Jose has $2.50 in nickels and dimes in his jar. If he has 11 more nickels than dimes, how many nickels does Jose have in his jar?

Answer 1

If we let \(\large d\) be dimes
and \(\large n\) be nickles

The value of the total number of dimes would be \(\large .1d\)
(That's 10 cents times each dime we have).

If we do the same with the nickles \(\large .05n\)
(5 cents times the number of \(\large n\) nickles)
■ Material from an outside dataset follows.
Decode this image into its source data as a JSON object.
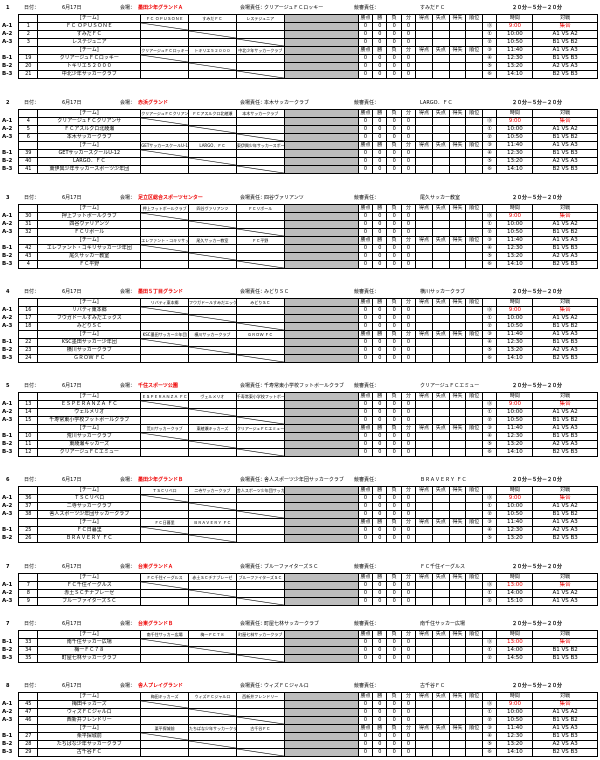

If all of his nickles and dimes add up to $2.50, we can write it like this.

\(\large .1d+.05n=2.50\)
Some number of nickles and dimes at their given values add up to 2.50.

Answer 2

They gave us a little more information,
`he has 11 more nickels than dimes`

Which we can write this way,
\(\large d+11=n\)
How ever many dimes he might have, his nickles will add up to 11 more than that.

Answer 3

Ok I underrstand up to here

Answer 4

Let's rewrite this equation in terms of nickles. So we'll subtract 11 from each side.\[\large d+11=n \qquad \rightarrow \qquad \color{green}{d=n-11}\]

We want to use both of these equations in order to solve for \(\large n\), the number of nickles. So we'll use the green equation above, and plug it into the other equation we figured out.\[\large .1\color{green}{d}+.05n=2.50 \qquad \rightarrow \qquad .1\color{green}{(n-11)}+.05n=2.50\]

Answer 5

so do i solve this and It will show the answer to the number of nickels

Answer 6

the number of dimes is 13 correct?

Answer 7

Yes, with the way we setup the problem, we let \(\large n\) represent the number of nickles in the jar.

So if we can solve for \(\large n\), the problem is solved :)

Answer 8

dimes? ummmm yah that sounds correct :)

Answer 9

If the number of dimes is 13, we can plug that into this equation.

\(\large d=n-11 \qquad \rightarrow \qquad 13=n-11\)
to solve for n.

Answer 10

24!!

Answer 11

yay good job \c:/

Answer 12

Thanks